My day job is as an assistant in a first-grade classroom, and we’re in our first few weeks of the new school year. I’m working with a veteran teacher who has no idea of my involvement with Ooligan and Classroom Publishing. But what did she choose as one of the first projects of the year for these students who are new to so many aspects of classroom learning? Publishing!
After going through a couple of lessons about insects, the teacher gave each child a double-sided, pre-printed sheet of paper that could be split into quadrants (or quartos, for you Shakespeare fans). Each quarto contained a drawing and a couple of facts about insects.
She instructed the children to cut their pages into four pieces, to arrange the pieces (now book pages) in order, then to staple the book together on the left-hand margin. Once the book was constructed, each child was free to color the drawings within the book.
At the end of the day, the teacher read through the eight-page book using the classroom’s document camera. The children read aloud with her from their own books, practicing their new vocabulary words, and connecting their own colored drawings with the facts in the book.

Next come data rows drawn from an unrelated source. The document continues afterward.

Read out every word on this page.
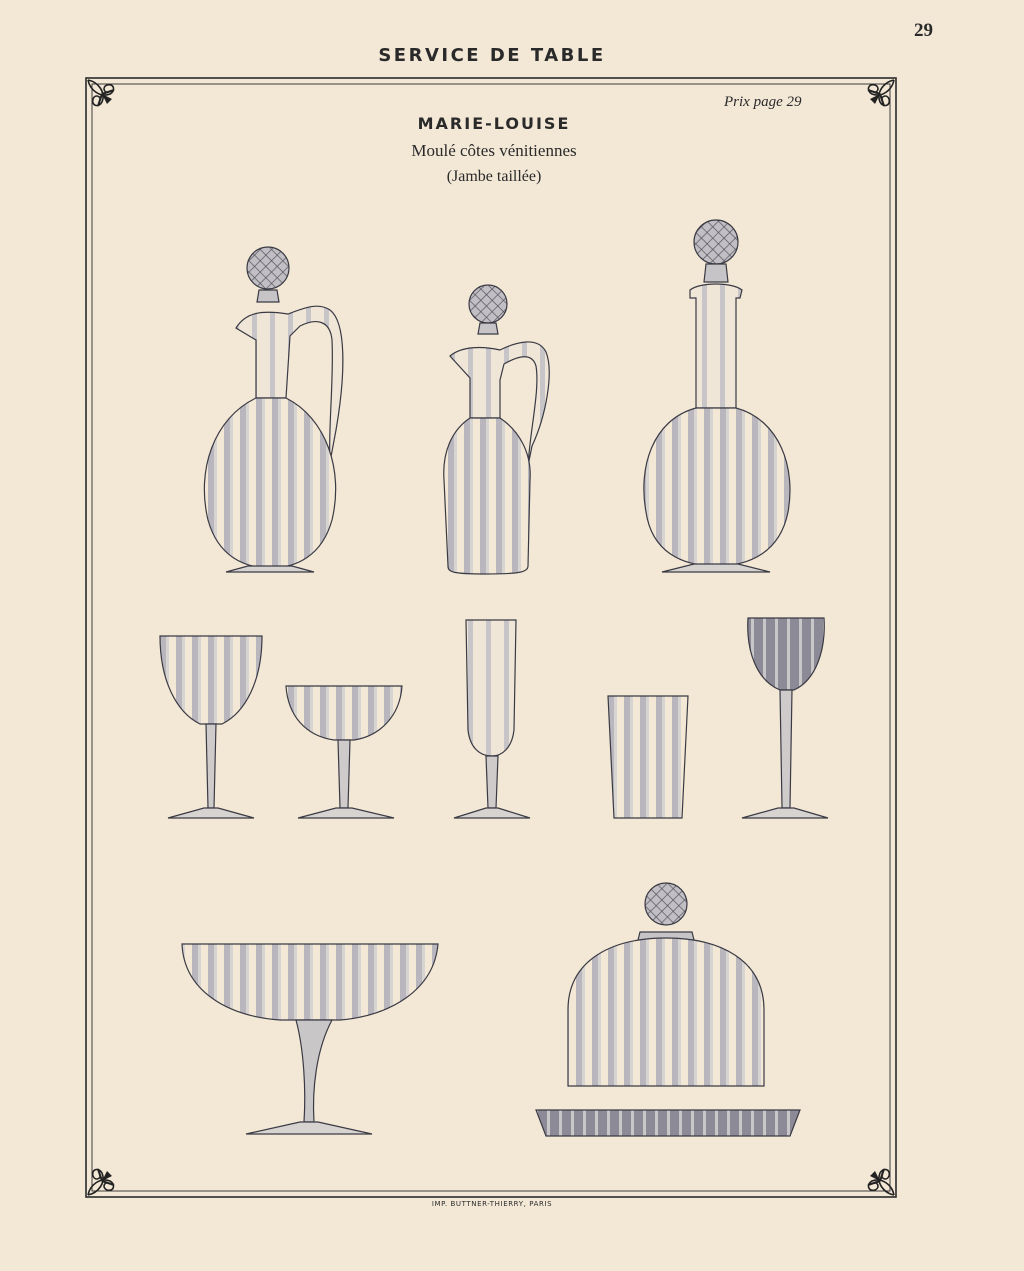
29
SERVICE DE TABLE
Prix page 29
MARIE-LOUISE
Moulé côtes vénitiennes
(Jambe taillée)
IMP. BUTTNER-THIERRY, PARIS
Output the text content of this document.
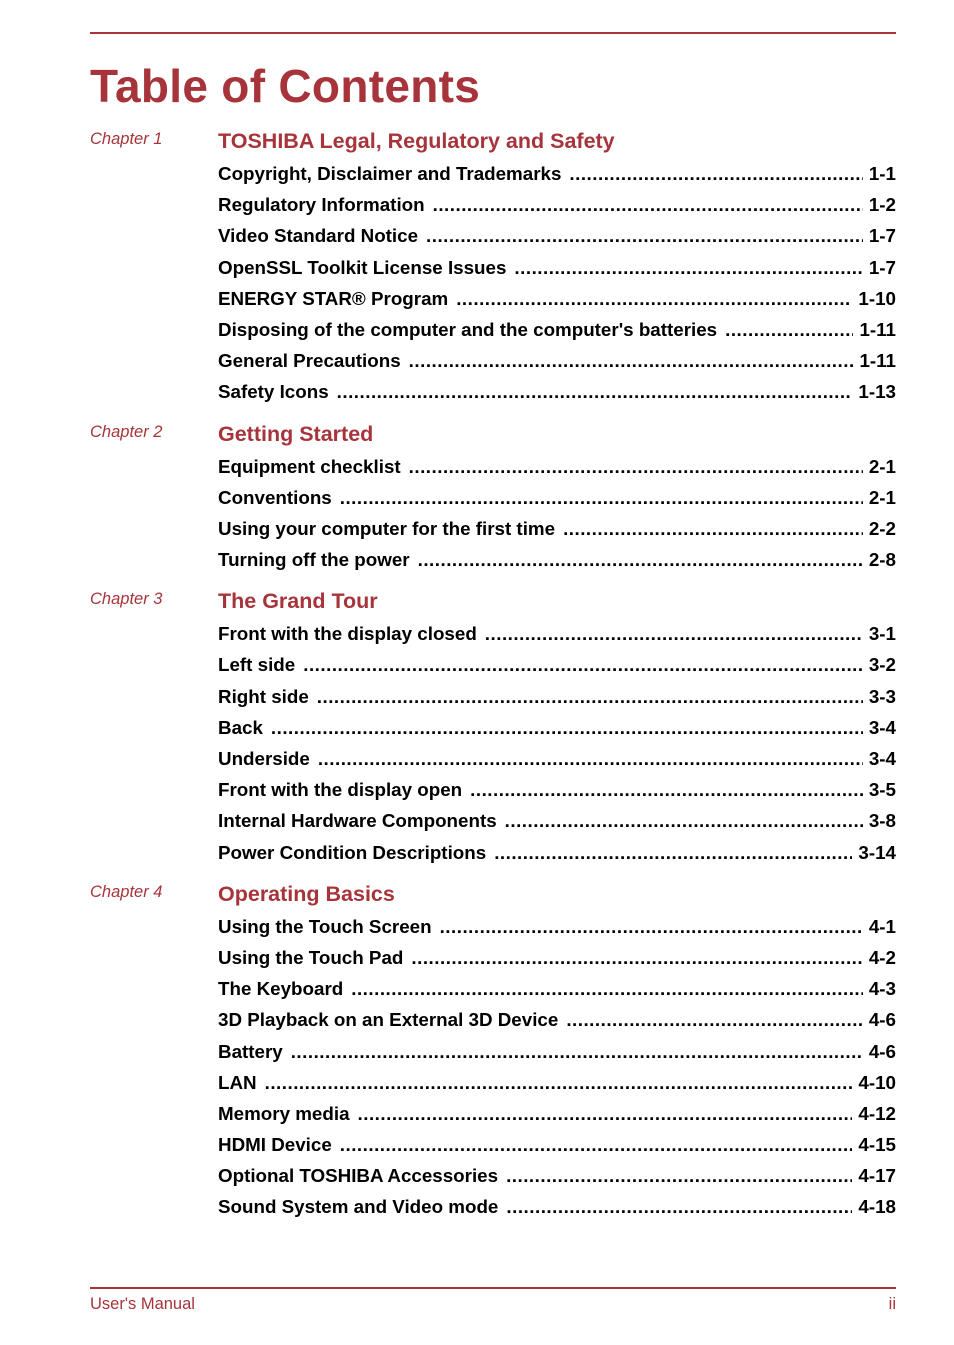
Table of Contents
Chapter 1	TOSHIBA Legal, Regulatory and Safety
Copyright, Disclaimer and Trademarks .....	1-1
Regulatory Information .....	1-2
Video Standard Notice .....	1-7
OpenSSL Toolkit License Issues .....	1-7
ENERGY STAR® Program .....	1-10
Disposing of the computer and the computer's batteries .....	1-11
General Precautions .....	1-11
Safety Icons .....	1-13
Chapter 2	Getting Started
Equipment checklist .....	2-1
Conventions .....	2-1
Using your computer for the first time .....	2-2
Turning off the power .....	2-8
Chapter 3	The Grand Tour
Front with the display closed .....	3-1
Left side .....	3-2
Right side .....	3-3
Back .....	3-4
Underside .....	3-4
Front with the display open .....	3-5
Internal Hardware Components .....	3-8
Power Condition Descriptions .....	3-14
Chapter 4	Operating Basics
Using the Touch Screen .....	4-1
Using the Touch Pad .....	4-2
The Keyboard .....	4-3
3D Playback on an External 3D Device .....	4-6
Battery .....	4-6
LAN .....	4-10
Memory media .....	4-12
HDMI Device .....	4-15
Optional TOSHIBA Accessories .....	4-17
Sound System and Video mode .....	4-18
User's Manual	ii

This might be as simple as classroom publishing gets. But here is why it was important:
- It taught children about the parts of a book — cover, left-hand margin, title, page numbers.
- It taught children that books can be made out of just about anything.
- It taught children that books can include simple words and stories that they can eventually read on their own.
- It taught children that THEY can make books — this makes books seem friendlier, even professionally published books (not to mention encyclopedias and dictionaries).
I have believed for a long time that classroom publishing is one of the most effective ways to get students engaged with the written word and take ownership over their learning. But I’ve always had it in the back of my mind that the process was inevitably complicated. This week, first-graders showed me just how effective the process can be, no matter how simple the project.